Tomando estas duas questões em conjunto, a pergunta que fazemos é: então insistir com as crianças com NF1 na prática de esportes poderia ser útil para o seu desenvolvimento corporal e social?
Por enquanto, sabemos que a força muscular e a capacidade aeróbica das pessoas com NF1 está diminuída (clique aqui), o que, provavelmente reduz, em termos gerais, sua chance de serem bons atletas. 

No entanto, ainda são poucos os estudos envolvendo treinamentos físicos especiais para pessoas com NF1 (ver o projeto de pós-doutorado da Dra. Juliana F de Souza neste blog clicando aqui) e no futuro saberemos se elas aumentam sua capacidade física de forma semelhante às demais crianças.

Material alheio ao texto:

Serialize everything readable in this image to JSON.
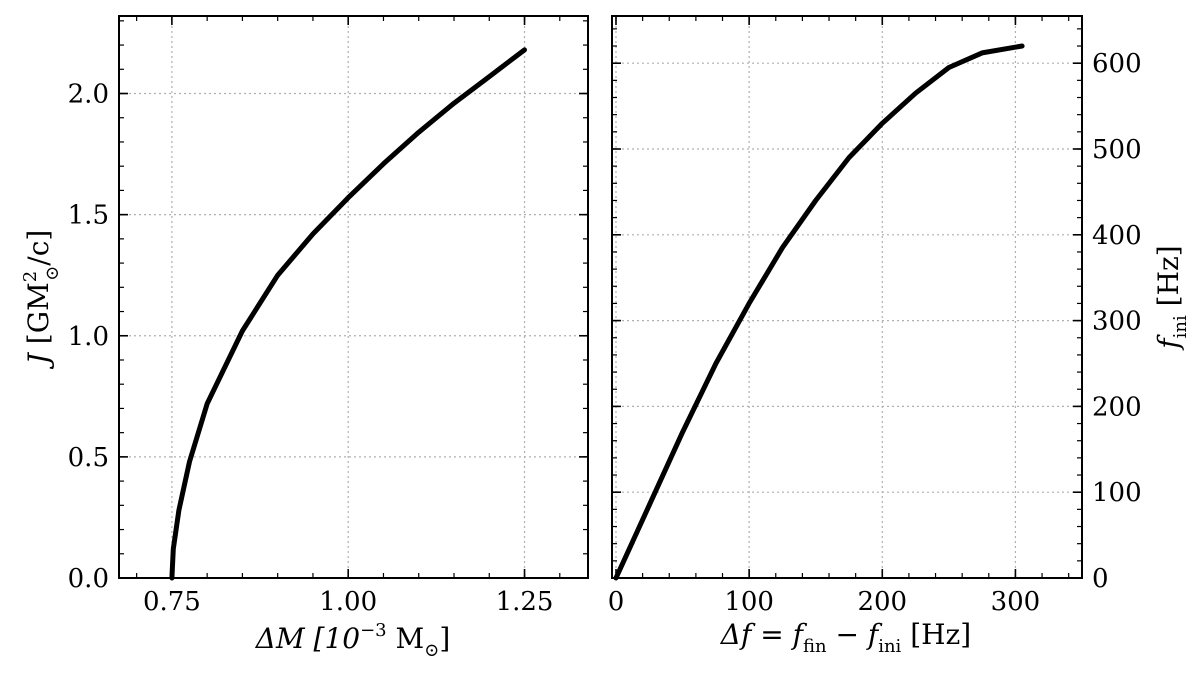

Por enquanto, minha sugestão é que devemos descobrir as atividades físicas que dão prazer às crianças com NF1 e que permitam a elas brincarem com crianças mais novas do que elas mesmas, porque as mais novas não percebem os atrasos cognitivos e motores das crianças com NF1.

Mais do que competir, ganhar ou ficar com o corpo forte, o mais importante é ser feliz no encontro com outras crianças, criando laços sociais e amorosos.

PS:  você mencionou que sua filha tem baixa de vitamina D. Então, recomendo para ela uma dieta adequada, atividades físicas realizadas no sol e/ou banhos de sol diariamente (clique aqui) e se ainda assim as novas dosagens de Vitamina D no plasma continuarem baixas, consulte o pediatra sobre a necessidade de suplementação de Vitamina D (clique aqui).